Em 2006, o PSDB, com Geraldo Alckmin, sofre nova derrota para Lula, obtendo apenas 39,2% dos votos, contra 60,8% para Lula.


Em junho de 2010, Lula é o mais popular presidente da história do Brasil e em todo o mundo. Segundo pesquisa Ibope/Estado/TV Globo sua nota média chegou a 7,8, o percentual dos eleitores que acham sua gestão ótima ou boa é de 75% e 86% aprovam sua maneira de governar.


Em números redondos: há 130 milhões de eleitores no Brasil, dos quais 112 milhões aprovam o modo de governar do atual governo. Esse nível de apoio inédito implica em elevada, senão majoritária aprovação do governo em todos os segmentos geográficos, sócio-econômicos, culturais, etários.


Assim, Serra e o PSDB sabem que dependem da conversão dos eleitores que apóiam o atual governo para se eleger, mas, com base nesse fato, cometem o erro estratégico fatal de não atacar clara e agressivamente, ponto por ponto, políticas do governo com as quais não estão de acordo, esclarecendo suas propostas alternativas. O medo de atacar políticas de um governo com excepcional popularidade faz o tiro sair pela culatra.


É praticamente impossível lutar contra o carisma do presidente que se reflete em sua candidata. (A transferência de popularidade têm sempre ocorrido em nossa política, sendo exemplos clássicos em São Paulo o efeito Ademar para eleger Garcez, Jânio para eleger Carvalho Pinto e Maluf para eleger Pitta).

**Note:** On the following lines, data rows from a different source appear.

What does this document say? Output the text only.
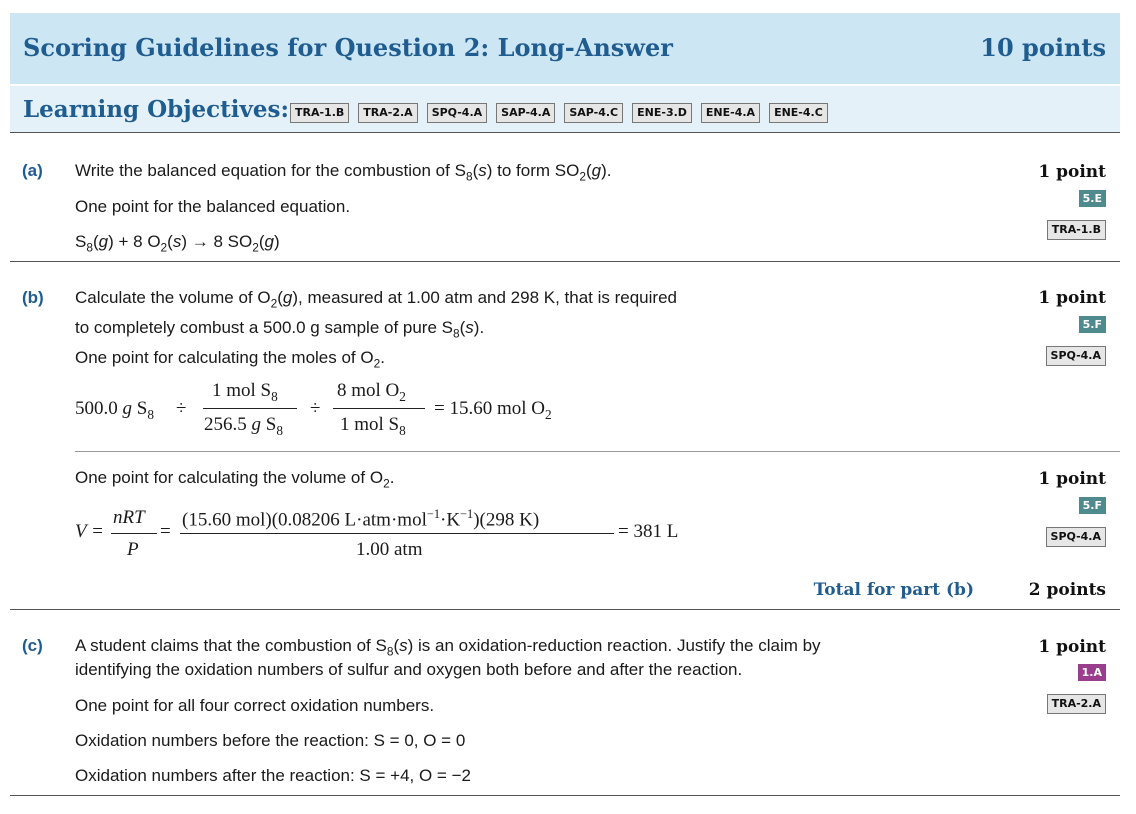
Scoring Guidelines for Question 2: Long-Answer	10 points
Learning Objectives: TRA-1.B	TRA-2.A	SPQ-4.A	SAP-4.A	SAP-4.C	ENE-3.D	ENE-4.A	ENE-4.C
(a) Write the balanced equation for the combustion of $S_8(s)$ to form $SO_2(g)$.
One point for the balanced equation.
$S_8(g) + 8$ $O_2(s) \to 8$ $SO_2(g)$
1 point
5.E
TRA-1.B
(b) Calculate the volume of $O_2(g)$, measured at 1.00 atm and 298 K, that is required
to completely combust a 500.0 g sample of pure $S_8(s)$.
One point for calculating the moles of $O_2$.
1 point
5.F
SPQ-4.A
500.0 g $S_8$ ÷
1 mol $S_8$
256.5 g $S_8$
÷
8 mol $O_2$
1 mol $S_8$
= 15.60 mol $O_2$
One point for calculating the volume of $O_2$.	1 point
5.F
SPQ-4.A
V =
nRT
P
=
(15.60 mol)(0.08206 $L\cdot atm\cdot mol^{-1}\cdot K^{-1})(298$ K)
1.00 atm
= 381 L
Total for part (b)	2 points
(c) A student claims that the combustion of $S_8(s)$ is an oxidation-reduction reaction. Justify the claim by
identifying the oxidation numbers of sulfur and oxygen both before and after the reaction.
One point for all four correct oxidation numbers.
Oxidation numbers before the reaction: S = 0, O = 0
Oxidation numbers after the reaction: S = +4, O = −2
1 point
1.A
TRA-2.A
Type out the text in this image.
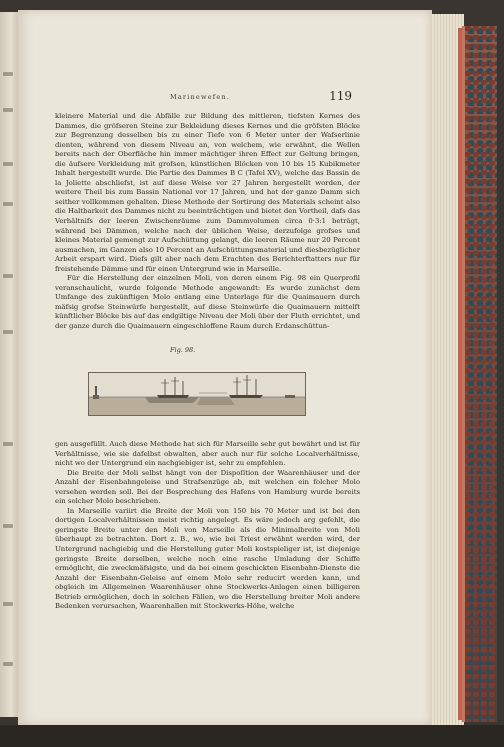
Marinewefen.	119

kleinere Material und die Abfälle zur Bildung des mittleren, tiefsten Kernes des Dammes, die gröfseren Steine zur Bekleidung dieses Kernes und die gröfsten Blöcke zur Begrenzung desselben bis zu einer Tiefe von 6 Meter unter der Wafserlinie dienten, während von diesem Niveau an, von welchem, wie erwähnt, die Wellen bereits nach der Oberfläche hin immer mächtiger ihren Effect zur Geltung bringen, die äufsere Verkleidung mit grofsen, künstlichen Blöcken von 10 bis 15 Kubikmeter Inhalt hergestellt wurde. Die Partie des Dammes B C (Tafel XV), welche das Bassin de la Joliette abschliefst, ist auf diese Weise vor 27 Jahren hergestellt worden, der weitere Theil bis zum Bassin National vor 17 Jahren, und hat der ganze Damm sich seither vollkommen gehalten. Diese Methode der Sortirung des Materials scheint also die Haltbarkeit des Dammes nicht zu beeinträchtigen und bietet den Vortheil, dafs das Verhältnifs der leeren Zwischenräume zum Dammvolumen circa 0·3:1 beträgt, während bei Dämmen, welche nach der üblichen Weise, derzufolge grofses und kleines Material gemengt zur Aufschüttung gelangt, die leeren Räume nur 20 Percent ausmachen, im Ganzen also 10 Percent an Aufschüttungsmaterial und diesbezüglicher Arbeit erspart wird. Diefs gilt aber nach dem Erachten des Berichterftatters nur für freistehende Dämme und für einen Untergrund wie in Marseille.

Für die Herstellung der einzelnen Moli, von deren einem Fig. 98 ein Querprofil veranschaulicht, wurde folgende Methode angewandt: Es wurde zunächst dem Umfange des zukünftigen Molo entlang eine Unterlage für die Quaimauern durch mäfsig grofse Steinwürfe hergestellt, auf diese Steinwürfe die Quaimauern mittelft künftlicher Blöcke bis auf das endgiltige Niveau der Moli über der Fluth errichtet, und der ganze durch die Quaimauern eingeschloffene Raum durch Erdanschüttun-

Fig. 98.

gen ausgefüllt. Auch diese Methode hat sich für Marseille sehr gut bewährt und ist für Verhältnisse, wie sie dafelbst obwalten, aber auch nur für solche Localverhältnisse, nicht wo der Untergrund ein nachgiebiger ist, sehr zu empfehlen.

Die Breite der Moli selbst hängt von der Dispoſition der Waarenhäuser und der Anzahl der Eisenbahngeleise und Strafsenzüge ab, mit welchen ein folcher Molo versehen werden soll. Bei der Besprechung des Hafens von Hamburg wurde bereits ein solcher Molo beschrieben.

In Marseille variirt die Breite der Moli von 150 bis 70 Meter und ist bei den dortigen Localverhältnissen meist richtig angelegt. Es wäre jedoch arg gefehlt, die geringste Breite unter den Moli von Marseille als die Minimalbreite von Moli überhaupt zu betrachten. Dort z. B., wo, wie bei Triest erwähnt werden wird, der Untergrund nachgiebig und die Herstellung guter Moli kostspieliger ist, ist diejenige geringste Breite derselben, welche noch eine rasche Umladung der Schiffe ermöglicht, die zweckmäfsigste, und da bei einem geschickten Eisenbahn-Dienste die Anzahl der Eisenbahn-Geleise auf einem Molo sehr reducirt werden kann, und obgleich im Allgemeinen Waarenhäuser ohne Stockwerks-Anlagen einen billigeren Betrieb ermöglichen, doch in solchen Fällen, wo die Herstellung breiter Moli andere Bedenken verursachen, Waarenhallen mit Stockwerks-Höhe, welche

Em política e em religião, as preferências do público são primordialmente determinadas por crenças, pelas promessas que lhes atraem e pela credibilidade que conferem às mesmas.


Assim, está certo que a oposição poupe ataques às pessoas dos governantes, mas está errado que deixe de identificar áreas de conflitos e as soluções propostas, deslocando o debate, tanto quanto possível, do terreno pessoal para políticas de interesse público.


A aceitação de Lula/Dilma deve-se à capacidade deles, superior à da oposição, de colocar o foco em identificar e abordar com melhor comunicação, pontos-chave de interesse público.


Todos buscam renda, emprego, segurança. As propostas específicas da oposição nessas áreas precisariam ser melhores e transmitir mais credibilidade que as do governo, para trazer resultados em preferência dos eleitores.


Economia, Saúde, Educação, Meio Ambiente, Energia, Relações Internacionais, Infra-Estrutura em diversos setores, Defesa, são áreas que requerem claras definições de políticas comunicadas com clareza, em linguagem que sensibilize o público, mas estas questões não podem tirar o foco daquelas de interesse primordial, acima mencionandas.


Há vários aspectos de marketing político de sucesso que requerem atenção, como imagem dos candidatos e de sua entourage em suas aparições públicas, conteúdo da propaganda e veículos utilizados para disseminá-la. Se é difícil estabelecer qual o posicionamento de imagem que atrai o público, é certo que um posicionamento firme e consistente produz mais resultados do que postura hesitante e amorfa.


A maior utilização de mídia local por Dilma é uma vantagem que a aproxima mais do eleitor.


A sigla e emblemática do PT é mais enfática, mais fácil de lembrar, apresentando significado mais compreensível que a do PSDB.